Dictionary of National Biography, 1885-1900/Grant, John (1782-1842)
GRANT, JOHN (1782–1842), lieutenant 2nd royal veteran battalion, and lieutenant-colonel Portuguese service, a famous spy in the Peninsular war, began his military career as a subaltern in the Glamorganshire militia, with which he served in Ireland in 1799. In the same year he volunteered to the line from the embodied militia, and was appointed a lieutenant in the 4th foot, but was placed on half-pay at the peace of Amiens. On the renewal of the war he was brought on full pay as a lieutenant of foot, which rank he held throughout the war. He served under Sir Robert Thomas Wilson on the Portuguese frontier in 1808-9, with the irregular force known as the Lusitanian legion, and was wounded. When Wilson was defeated and left Portugal, Grant joined the Portuguese army under Marshal William Carr Beresford [q. v.], in which he became major, and afterwards lieutenant-colonel. Grant was much employed as a partisan leader and spy, in which capacity he assumed a variety of disguises, and underwent most extraordinary adventures. There is much confusion of his exploits with those of Major Colquhoun Grant (1780-1829) [q. v.], 11th foot, a scouting officer. Wellington wrote to Beresford, on 19 Feb. 1811, apparently in reference to John Grant: 'I wish he had sent us the examination of some of his prisoners. He appears to be going on capitally, and likely to save much valuable property in the Estrada. I shall be much obliged if you will tell him how much gratified I have been at reading the accounts of his operations' (Naval and Military Gazette, 1 July 1848, p. 429). At the end of the war Grant was appointed lieutenant in the late 2nd royal veteran battalion, and was retired on full pay when the veteran battalions were abolished. Grant acted as secretary to the committee formed in London by the Earl of Durham, Lord William Bentinck, and others in 1820, when Marshal Beresford was dismissed from his Portuguese command by the constitutional government• In 1823, at the time of the invasion of Spain by the French troops under the Duc d'Angoulême, Grant's committee despatched Sir Robert Thomas Wilson on a fruitless mission to the Peninsula. The promised volume of Wilson's memoirs dealing with the Lusitanian legion episode of 1808-9 and the Spanish mission of 1823 have not been published (see introduction to Life of Sir R. T. Wilson, 1793-1807, London, 1862), and Grant's share in these transactions has never been treated in detail.

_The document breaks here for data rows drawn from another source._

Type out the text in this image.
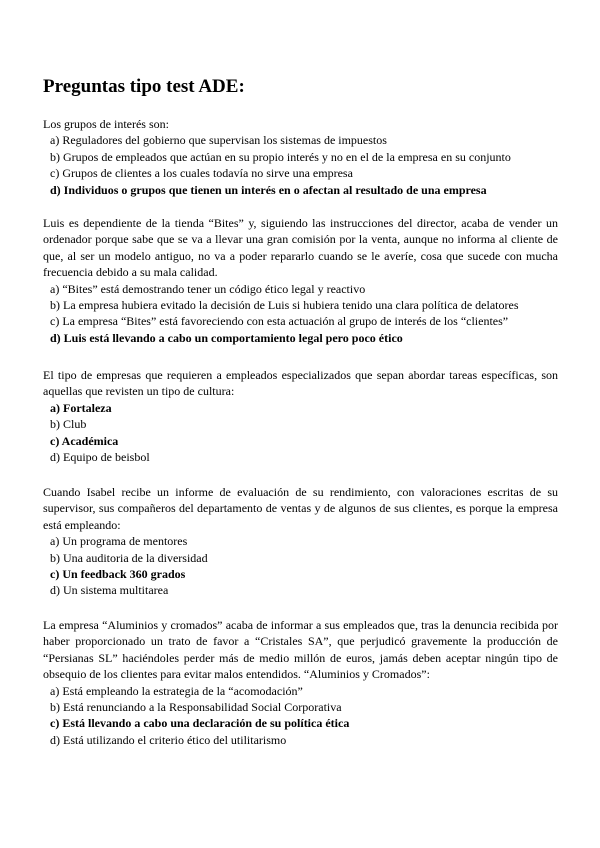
Preguntas tipo test ADE:

Los grupos de interés son:

a) Reguladores del gobierno que supervisan los sistemas de impuestos
b) Grupos de empleados que actúan en su propio interés y no en el de la empresa en su conjunto
c) Grupos de clientes a los cuales todavía no sirve una empresa
d) Individuos o grupos que tienen un interés en o afectan al resultado de una empresa

Luis es dependiente de la tienda “Bites” y, siguiendo las instrucciones del director, acaba de vender un ordenador porque sabe que se va a llevar una gran comisión por la venta, aunque no informa al cliente de que, al ser un modelo antiguo, no va a poder repararlo cuando se le averíe, cosa que sucede con mucha frecuencia debido a su mala calidad.

a) “Bites” está demostrando tener un código ético legal y reactivo
b) La empresa hubiera evitado la decisión de Luis si hubiera tenido una clara política de delatores
c) La empresa “Bites” está favoreciendo con esta actuación al grupo de interés de los “clientes”
d) Luis está llevando a cabo un comportamiento legal pero poco ético

El tipo de empresas que requieren a empleados especializados que sepan abordar tareas específicas, son aquellas que revisten un tipo de cultura:

a) Fortaleza
b) Club
c) Académica
d) Equipo de beisbol

Cuando Isabel recibe un informe de evaluación de su rendimiento, con valoraciones escritas de su supervisor, sus compañeros del departamento de ventas y de algunos de sus clientes, es porque la empresa está empleando:

a) Un programa de mentores
b) Una auditoria de la diversidad
c) Un feedback 360 grados
d) Un sistema multitarea

La empresa “Aluminios y cromados” acaba de informar a sus empleados que, tras la denuncia recibida por haber proporcionado un trato de favor a “Cristales SA”, que perjudicó gravemente la producción de “Persianas SL” haciéndoles perder más de medio millón de euros, jamás deben aceptar ningún tipo de obsequio de los clientes para evitar malos entendidos. “Aluminios y Cromados”:

a) Está empleando la estrategia de la “acomodación”
b) Está renunciando a la Responsabilidad Social Corporativa
c) Está llevando a cabo una declaración de su política ética
d) Está utilizando el criterio ético del utilitarismo
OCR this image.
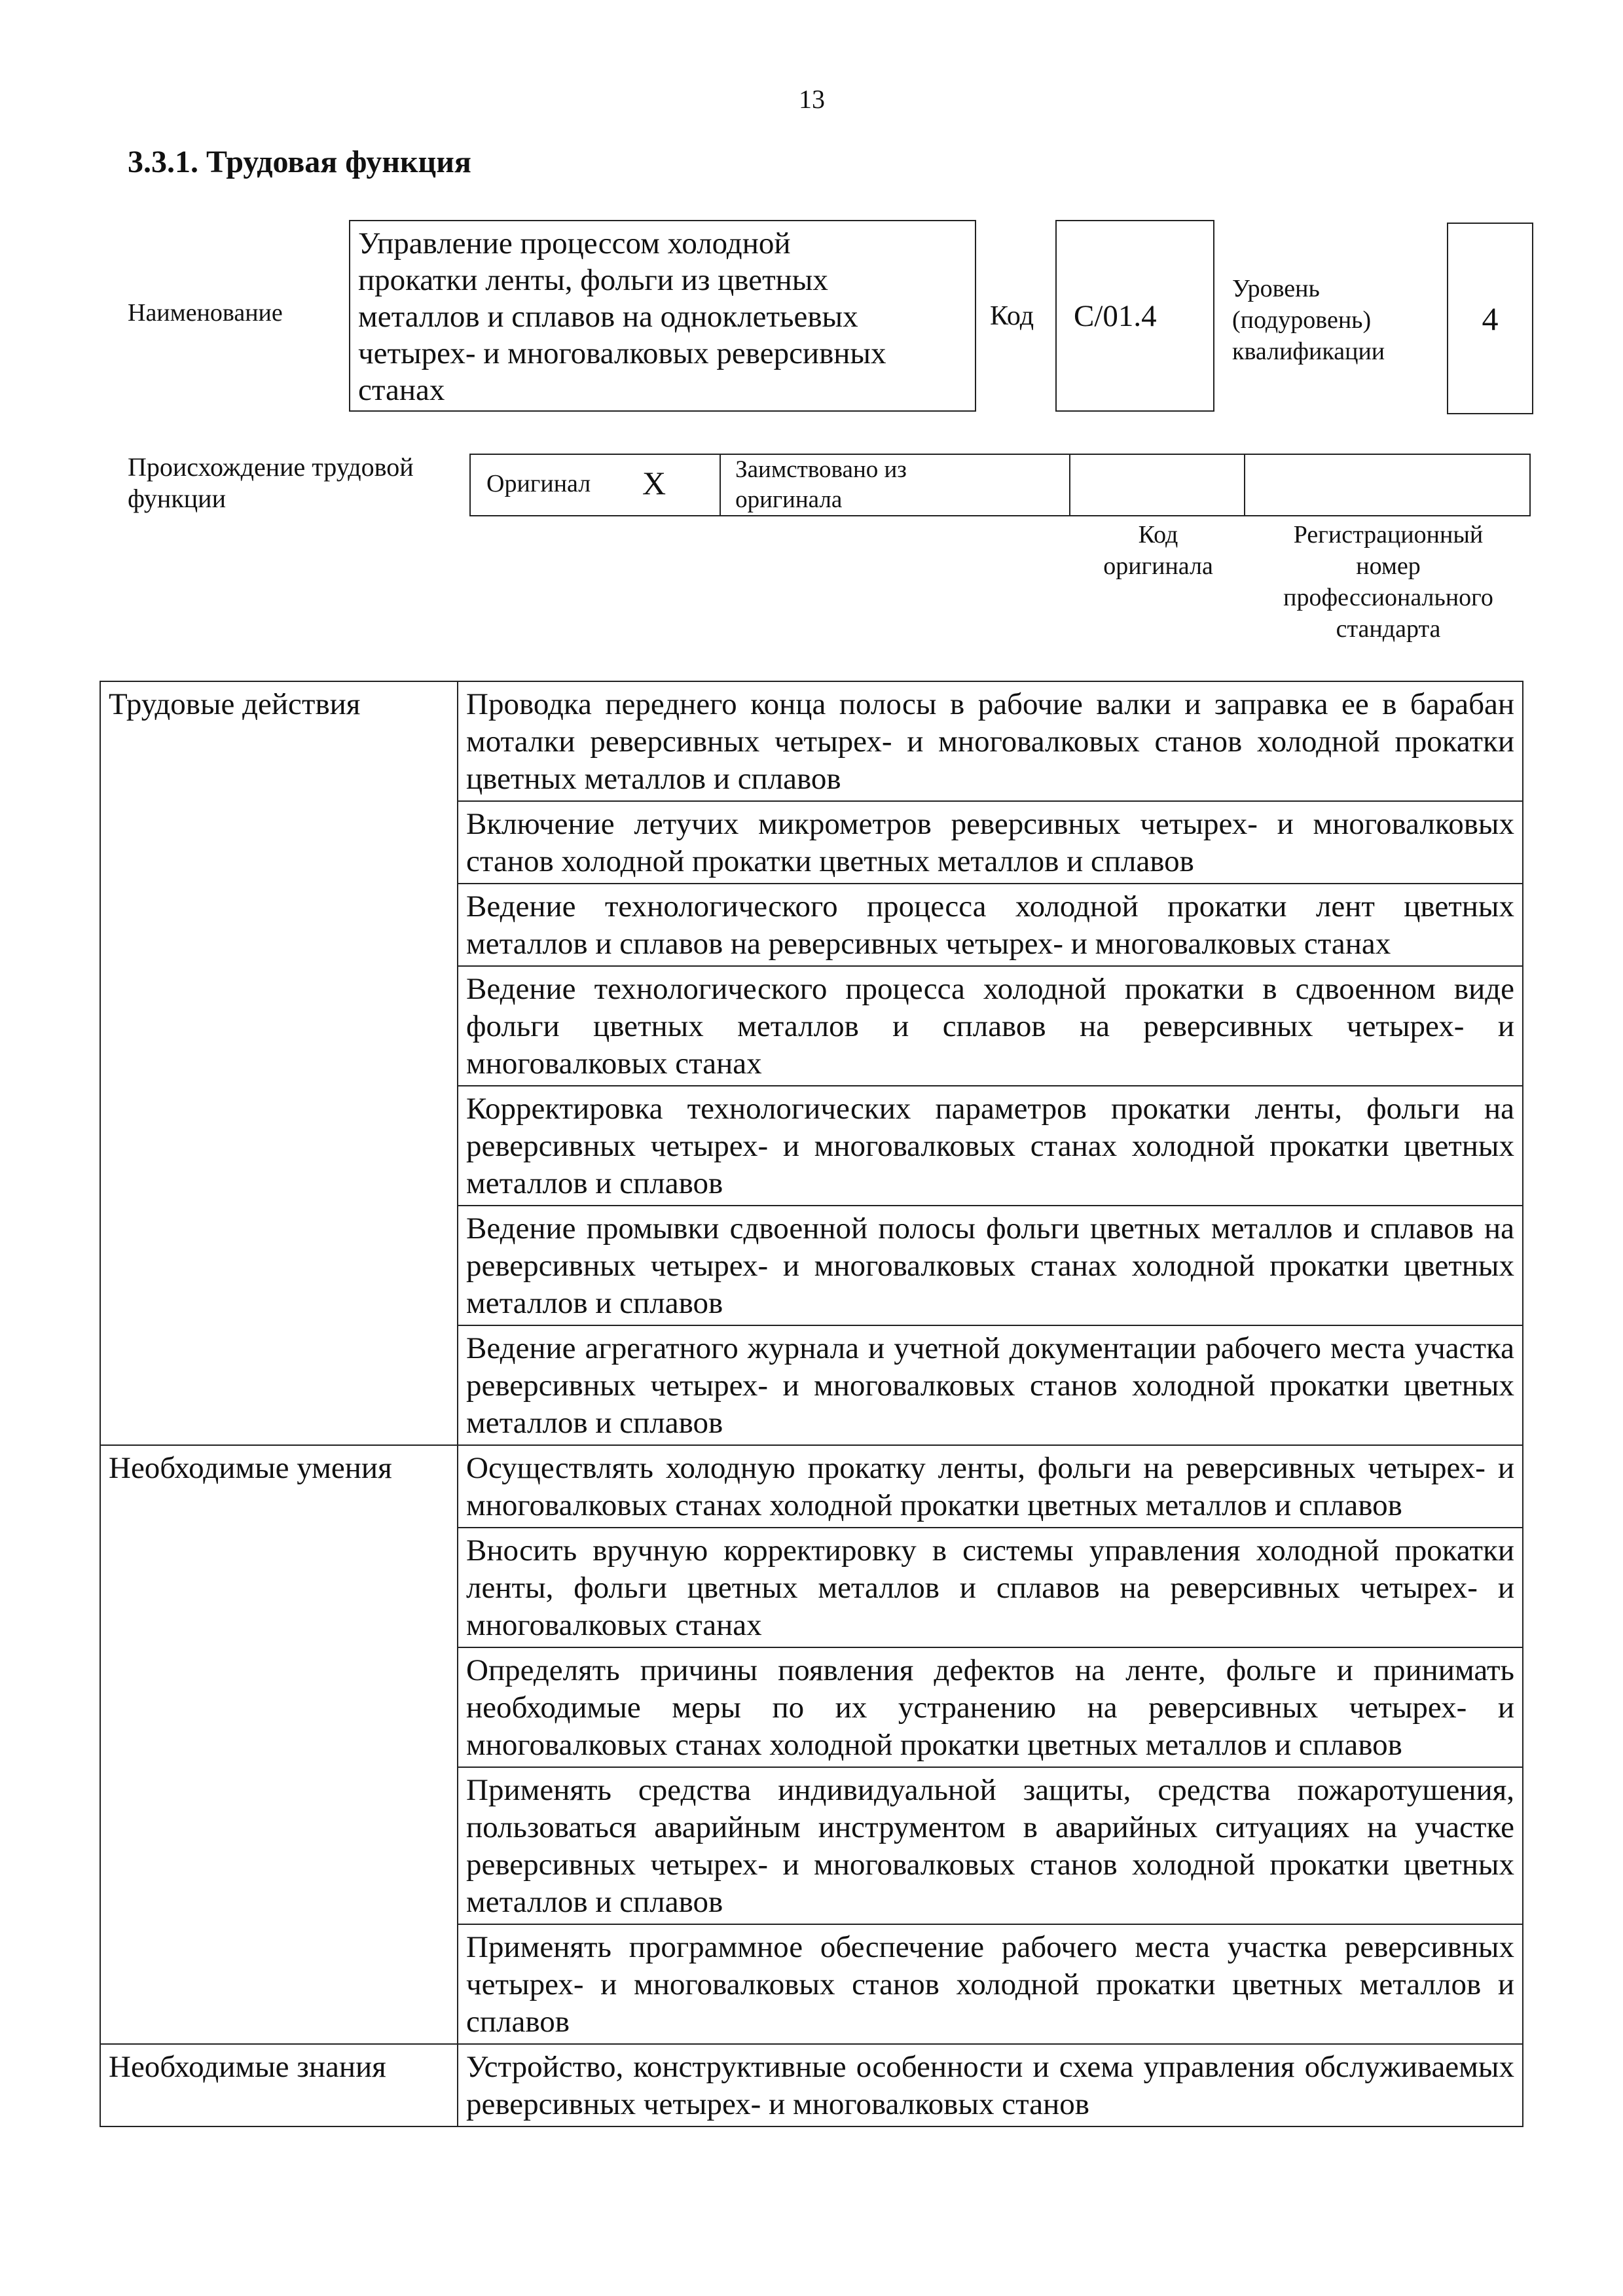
13
3.3.1. Трудовая функция
Наименование
Управление процессом холодной
прокатки ленты, фольги из цветных
металлов и сплавов на одноклетьевых
четырех- и многовалковых реверсивных
станах
Код C/01.4
Уровень
(подуровень)
квалификации
4
Происхождение трудовой
функции	Оригинал X	Заимствовано из
оригинала
Код
оригинала
Регистрационный
номер
профессионального
стандарта
Трудовые действия	Проводка переднего конца полосы в рабочие валки и заправка ее в барабан моталки реверсивных четырех- и многовалковых станов холодной прокатки цветных металлов и сплавов
	Включение летучих микрометров реверсивных четырех- и многовалковых станов холодной прокатки цветных металлов и сплавов
	Ведение технологического процесса холодной прокатки лент цветных металлов и сплавов на реверсивных четырех- и многовалковых станах
	Ведение технологического процесса холодной прокатки в сдвоенном виде фольги цветных металлов и сплавов на реверсивных четырех- и многовалковых станах
	Корректировка технологических параметров прокатки ленты, фольги на реверсивных четырех- и многовалковых станах холодной прокатки цветных металлов и сплавов
	Ведение промывки сдвоенной полосы фольги цветных металлов и сплавов на реверсивных четырех- и многовалковых станах холодной прокатки цветных металлов и сплавов
	Ведение агрегатного журнала и учетной документации рабочего места участка реверсивных четырех- и многовалковых станов холодной прокатки цветных металлов и сплавов
Необходимые умения	Осуществлять холодную прокатку ленты, фольги на реверсивных четырех- и многовалковых станах холодной прокатки цветных металлов и сплавов
	Вносить вручную корректировку в системы управления холодной прокатки ленты, фольги цветных металлов и сплавов на реверсивных четырех- и многовалковых станах
	Определять причины появления дефектов на ленте, фольге и принимать необходимые меры по их устранению на реверсивных четырех- и многовалковых станах холодной прокатки цветных металлов и сплавов
	Применять средства индивидуальной защиты, средства пожаротушения, пользоваться аварийным инструментом в аварийных ситуациях на участке реверсивных четырех- и многовалковых станов холодной прокатки цветных металлов и сплавов
	Применять программное обеспечение рабочего места участка реверсивных четырех- и многовалковых станов холодной прокатки цветных металлов и сплавов
Необходимые знания	Устройство, конструктивные особенности и схема управления обслуживаемых реверсивных четырех- и многовалковых станов
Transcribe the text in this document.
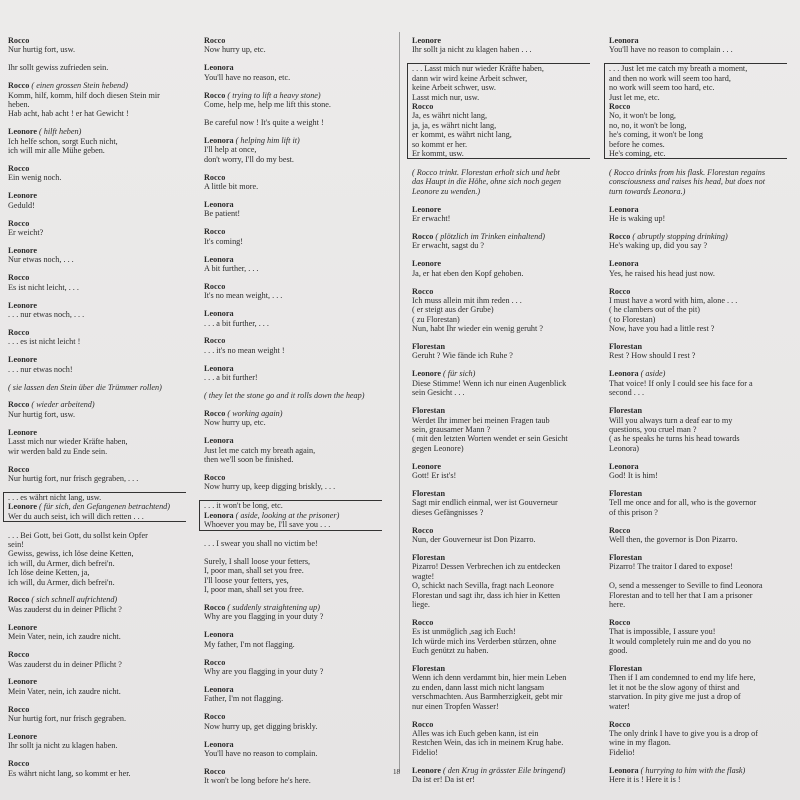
Rocco
Nur hurtig fort, usw.
Ihr sollt gewiss zufrieden sein.
Rocco ( einen grossen Stein hebend)
Komm, hilf, komm, hilf doch diesen Stein mir
heben.
Hab acht, hab acht ! er hat Gewicht !
Leonore ( hilft heben)
Ich helfe schon, sorgt Euch nicht,
ich will mir alle Mühe geben.
Rocco
Ein wenig noch.
Leonore
Geduld!
Rocco
Er weicht?
Leonore
Nur etwas noch, . . .
Rocco
Es ist nicht leicht, . . .
Leonore
. . . nur etwas noch, . . .
Rocco
. . . es ist nicht leicht !
Leonore
. . . nur etwas noch!
( sie lassen den Stein über die Trümmer rollen)
Rocco ( wieder arbeitend)
Nur hurtig fort, usw.
Leonore
Lasst mich nur wieder Kräfte haben,
wir werden bald zu Ende sein.
Rocco
Nur hurtig fort, nur frisch gegraben, . . .
. . . es währt nicht lang, usw.
Leonore ( für sich, den Gefangenen betrachtend)
Wer du auch seist, ich will dich retten . . .
. . . Bei Gott, bei Gott, du sollst kein Opfer
sein!
Gewiss, gewiss, ich löse deine Ketten,
ich will, du Armer, dich befrei'n.
Ich löse deine Ketten, ja,
ich will, du Armer, dich befrei'n.
Rocco ( sich schnell aufrichtend)
Was zauderst du in deiner Pflicht ?
Leonore
Mein Vater, nein, ich zaudre nicht.
Rocco
Was zauderst du in deiner Pflicht ?
Leonore
Mein Vater, nein, ich zaudre nicht.
Rocco
Nur hurtig fort, nur frisch gegraben.
Leonore
Ihr sollt ja nicht zu klagen haben.
Rocco
Es währt nicht lang, so kommt er her.
Rocco
Now hurry up, etc.
Leonora
You'll have no reason, etc.
Rocco ( trying to lift a heavy stone)
Come, help me, help me lift this stone.
Be careful now ! It's quite a weight !
Leonora ( helping him lift it)
I'll help at once,
don't worry, I'll do my best.
Rocco
A little bit more.
Leonora
Be patient!
Rocco
It's coming!
Leonora
A bit further, . . .
Rocco
It's no mean weight, . . .
Leonora
. . . a bit further, . . .
Rocco
. . . it's no mean weight !
Leonora
. . . a bit further!
( they let the stone go and it rolls down the heap)
Rocco ( working again)
Now hurry up, etc.
Leonora
Just let me catch my breath again,
then we'll soon be finished.
Rocco
Now hurry up, keep digging briskly, . . .
. . . it won't be long, etc.
Leonora ( aside, looking at the prisoner)
Whoever you may be, I'll save you . . .
. . . I swear you shall no victim be!
Surely, I shall loose your fetters,
I, poor man, shall set you free.
I'll loose your fetters, yes,
I, poor man, shall set you free.
Rocco ( suddenly straightening up)
Why are you flagging in your duty ?
Leonora
My father, I'm not flagging.
Rocco
Why are you flagging in your duty ?
Leonora
Father, I'm not flagging.
Rocco
Now hurry up, get digging briskly.
Leonora
You'll have no reason to complain.
Rocco
It won't be long before he's here.
Leonore
Ihr sollt ja nicht zu klagen haben . . .
. . . Lasst mich nur wieder Kräfte haben,
dann wir wird keine Arbeit schwer,
keine Arbeit schwer, usw.
Lasst mich nur, usw.
Rocco
Ja, es währt nicht lang,
ja, ja, es währt nicht lang,
er kommt, es währt nicht lang,
so kommt er her.
Er kommt, usw.
( Rocco trinkt. Florestan erholt sich und hebt
das Haupt in die Höhe, ohne sich noch gegen
Leonore zu wenden.)
Leonore
Er erwacht!
Rocco ( plötzlich im Trinken einhaltend)
Er erwacht, sagst du ?
Leonore
Ja, er hat eben den Kopf gehoben.
Rocco
Ich muss allein mit ihm reden . . .
( er steigt aus der Grube)
( zu Florestan)
Nun, habt Ihr wieder ein wenig geruht ?
Florestan
Geruht ? Wie fände ich Ruhe ?
Leonore ( für sich)
Diese Stimme! Wenn ich nur einen Augenblick
sein Gesicht . . .
Florestan
Werdet Ihr immer bei meinen Fragen taub
sein, grausamer Mann ?
( mit den letzten Worten wendet er sein Gesicht
gegen Leonore)
Leonore
Gott! Er ist's!
Florestan
Sagt mir endlich einmal, wer ist Gouverneur
dieses Gefängnisses ?
Rocco
Nun, der Gouverneur ist Don Pizarro.
Florestan
Pizarro! Dessen Verbrechen ich zu entdecken
wagte!
O, schickt nach Sevilla, fragt nach Leonore
Florestan und sagt ihr, dass ich hier in Ketten
liege.
Rocco
Es ist unmöglich ,sag ich Euch!
Ich würde mich ins Verderben stürzen, ohne
Euch genützt zu haben.
Florestan
Wenn ich denn verdammt bin, hier mein Leben
zu enden, dann lasst mich nicht langsam
verschmachten. Aus Barmherzigkeit, gebt mir
nur einen Tropfen Wasser!
Rocco
Alles was ich Euch geben kann, ist ein
Restchen Wein, das ich in meinem Krug habe.
Fidelio!
Leonore ( den Krug in grösster Eile bringend)
Da ist er! Da ist er!
Leonora
You'll have no reason to complain . . .
. . . Just let me catch my breath a moment,
and then no work will seem too hard,
no work will seem too hard, etc.
Just let me, etc.
Rocco
No, it won't be long,
no, no, it won't be long,
he's coming, it won't be long
before he comes.
He's coming, etc.
( Rocco drinks from his flask. Florestan regains
consciousness and raises his head, but does not
turn towards Leonora.)
Leonora
He is waking up!
Rocco ( abruptly stopping drinking)
He's waking up, did you say ?
Leonora
Yes, he raised his head just now.
Rocco
I must have a word with him, alone . . .
( he clambers out of the pit)
( to Florestan)
Now, have you had a little rest ?
Florestan
Rest ? How should I rest ?
Leonora ( aside)
That voice! If only I could see his face for a
second . . .
Florestan
Will you always turn a deaf ear to my
questions, you cruel man ?
( as he speaks he turns his head towards
Leonora)
Leonora
God! It is him!
Florestan
Tell me once and for all, who is the governor
of this prison ?
Rocco
Well then, the governor is Don Pizarro.
Florestan
Pizarro! The traitor I dared to expose!

O, send a messenger to Seville to find Leonora
Florestan and to tell her that I am a prisoner
here.
Rocco
That is impossible, I assure you!
It would completely ruin me and do you no
good.
Florestan
Then if I am condemned to end my life here,
let it not be the slow agony of thirst and
starvation. In pity give me just a drop of
water!
Rocco
The only drink I have to give you is a drop of
wine in my flagon.
Fidelio!
Leonora ( hurrying to him with the flask)
Here it is ! Here it is !
18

Grant died, after a long and painful illness, broken in health and circumstances, at the age of sixty, at Kensington on 14 July 1842. His appeals and those of his widow for assistance were left unanswered (Naval and Military Gazette, 4 March 1843, p. 137). Sir Robert Peel, when prime minister, conferred a gift of 100l. and a lieutenant's widow's pension of 40l. a year on Grant's widow, Sophia Grant, who died at Chelsea on 26 May 1848 (ib. 3 Jan. 1848, and 1 July 1848, p. 429).
[Army and Militia Lists; Naval and Military Gazettes, 1842-3, 1848.]